Gordon & Rees Multi-Office Team Defeats Antitrust Claim in Iconic Phoenix Restaurant Territorial Dispute


October 2016

Gordon & Rees Phoenix partner Leon Silver, San Diego senior counsel Christina Vander Werf, and Phoenix associate Mary Curtin, along with help from Raleigh of counsel Robin Vinson successfully defeated the defendant’s antitrust challenge to their application for preliminary injunction, preventing the opening of a restaurant within our clients' designated territory. 

Gordon & Rees's clients own and operate a well-known Mexican restaurant, which has been an institution in south Phoenix for decades. After the founder’s death, the restaurant business was passed down to two of her sons and four of her grand-daughters (all sisters). One grand-daughter (the defendant) then opened a second, separately owned restaurant in north Phoenix. To avoid litigation over ownership and operation of the new restaurant, the sons and grand-daughters entered a Settlement Agreement, which established that three of the grand-daughters (our client) owned the original restaurant outright and designated exclusive territories in which the parties could open and operate restaurants of the same name with the same products.

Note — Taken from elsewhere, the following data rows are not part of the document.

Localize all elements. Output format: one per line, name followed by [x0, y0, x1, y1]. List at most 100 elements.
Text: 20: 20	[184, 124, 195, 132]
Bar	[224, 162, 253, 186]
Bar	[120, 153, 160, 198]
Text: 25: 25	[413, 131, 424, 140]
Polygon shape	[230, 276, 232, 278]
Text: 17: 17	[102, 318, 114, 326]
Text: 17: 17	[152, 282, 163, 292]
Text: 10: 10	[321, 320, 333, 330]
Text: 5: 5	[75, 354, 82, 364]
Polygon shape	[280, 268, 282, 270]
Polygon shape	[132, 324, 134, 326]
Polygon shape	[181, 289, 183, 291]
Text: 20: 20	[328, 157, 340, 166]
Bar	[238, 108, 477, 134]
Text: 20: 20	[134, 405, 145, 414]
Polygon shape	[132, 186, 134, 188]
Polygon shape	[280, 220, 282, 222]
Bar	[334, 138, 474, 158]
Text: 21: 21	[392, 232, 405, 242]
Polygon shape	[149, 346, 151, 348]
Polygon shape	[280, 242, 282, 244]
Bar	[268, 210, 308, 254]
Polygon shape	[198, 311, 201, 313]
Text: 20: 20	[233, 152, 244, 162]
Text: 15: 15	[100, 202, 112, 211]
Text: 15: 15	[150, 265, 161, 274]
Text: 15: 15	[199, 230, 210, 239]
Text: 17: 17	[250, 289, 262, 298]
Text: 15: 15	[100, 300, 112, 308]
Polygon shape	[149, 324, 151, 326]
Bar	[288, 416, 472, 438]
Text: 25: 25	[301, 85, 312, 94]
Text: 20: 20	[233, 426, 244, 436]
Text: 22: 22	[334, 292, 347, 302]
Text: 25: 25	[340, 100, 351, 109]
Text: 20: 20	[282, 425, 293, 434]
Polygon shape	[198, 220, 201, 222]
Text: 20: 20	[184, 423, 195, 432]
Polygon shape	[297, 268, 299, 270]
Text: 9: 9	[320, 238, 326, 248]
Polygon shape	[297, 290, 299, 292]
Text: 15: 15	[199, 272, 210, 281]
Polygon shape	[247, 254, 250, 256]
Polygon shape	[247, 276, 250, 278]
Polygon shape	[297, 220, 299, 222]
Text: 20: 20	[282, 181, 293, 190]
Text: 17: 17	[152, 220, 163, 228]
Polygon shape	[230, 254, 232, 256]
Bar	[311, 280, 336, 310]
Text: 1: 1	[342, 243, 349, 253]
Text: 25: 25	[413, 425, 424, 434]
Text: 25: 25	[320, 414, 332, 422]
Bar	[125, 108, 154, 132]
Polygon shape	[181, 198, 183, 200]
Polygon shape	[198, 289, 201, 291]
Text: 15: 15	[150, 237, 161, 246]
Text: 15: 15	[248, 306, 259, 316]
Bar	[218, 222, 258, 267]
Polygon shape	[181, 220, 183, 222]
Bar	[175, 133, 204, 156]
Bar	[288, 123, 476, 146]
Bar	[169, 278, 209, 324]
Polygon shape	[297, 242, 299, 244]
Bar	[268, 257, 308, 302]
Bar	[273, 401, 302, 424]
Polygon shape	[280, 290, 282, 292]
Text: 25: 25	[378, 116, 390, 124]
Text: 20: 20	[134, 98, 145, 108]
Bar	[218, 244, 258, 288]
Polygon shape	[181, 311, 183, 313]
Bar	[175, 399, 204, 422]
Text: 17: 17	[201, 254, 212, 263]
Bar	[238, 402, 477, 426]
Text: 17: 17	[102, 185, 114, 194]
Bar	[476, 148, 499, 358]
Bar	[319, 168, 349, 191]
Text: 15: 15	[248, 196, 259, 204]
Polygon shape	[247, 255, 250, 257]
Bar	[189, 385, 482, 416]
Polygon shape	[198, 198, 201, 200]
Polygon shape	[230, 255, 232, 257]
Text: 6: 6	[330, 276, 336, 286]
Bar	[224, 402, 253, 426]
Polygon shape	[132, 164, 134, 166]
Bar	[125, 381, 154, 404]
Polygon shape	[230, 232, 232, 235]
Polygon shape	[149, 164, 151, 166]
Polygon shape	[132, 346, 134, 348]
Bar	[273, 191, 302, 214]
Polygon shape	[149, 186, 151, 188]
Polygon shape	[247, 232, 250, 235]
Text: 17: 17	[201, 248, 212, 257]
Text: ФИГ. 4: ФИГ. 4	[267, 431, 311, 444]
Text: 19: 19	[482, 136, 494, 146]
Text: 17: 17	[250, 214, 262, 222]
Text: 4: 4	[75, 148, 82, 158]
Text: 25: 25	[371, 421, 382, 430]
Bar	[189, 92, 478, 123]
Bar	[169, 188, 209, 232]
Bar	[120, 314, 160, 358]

After living under the agreement for eight years, our clients learned of their sister’s plan to open a restaurant within their territory. Subsequent investigation revealed that not only had she begun the permitting process for the construction of the restaurant, but she had purchased the real estate on which the restaurant would be built. Gordon & Rees asked the court for temporary relief and sought a preliminary and permanent injunction to prevent the violation of the agreement. The court granted temporary relief and extended it through an October 31, 2016 trial date.

The defendant filed a motion claiming the territorial division was a horizontal market allocation (ie., an agreement between competitors not to compete with each other), and was therefore a per se violation of the Sherman Act.  

The Gordon & Rees team made three arguments: first, the creation of the territories was not a type of market allocation – whether vertical or horizontal – traditionally considered a restraint on trade because the agreement did not restrict the parties from opening and operating restaurants generally, did not restrain their advertising in any manner, did not limit who they could serve, and did not restrict catering to a territory; second, the true nature of the market allocation was vertical (ie,. imposed from a third party original owner of the intellectual property), and therefore subject to the rule of reason; and, third, that even if it were a horizontal market allocation, it was ancillary to a legitimate contract; the Settlement Agreement. 

Following extensive briefing and a lengthy oral argument, the court issued a fairly detailed ruling in which it agreed with Gordon & Rees's position, finding that there was no market allocation for anti-trust purposes and that even if there were, it was ancillary to a legitimate agreement.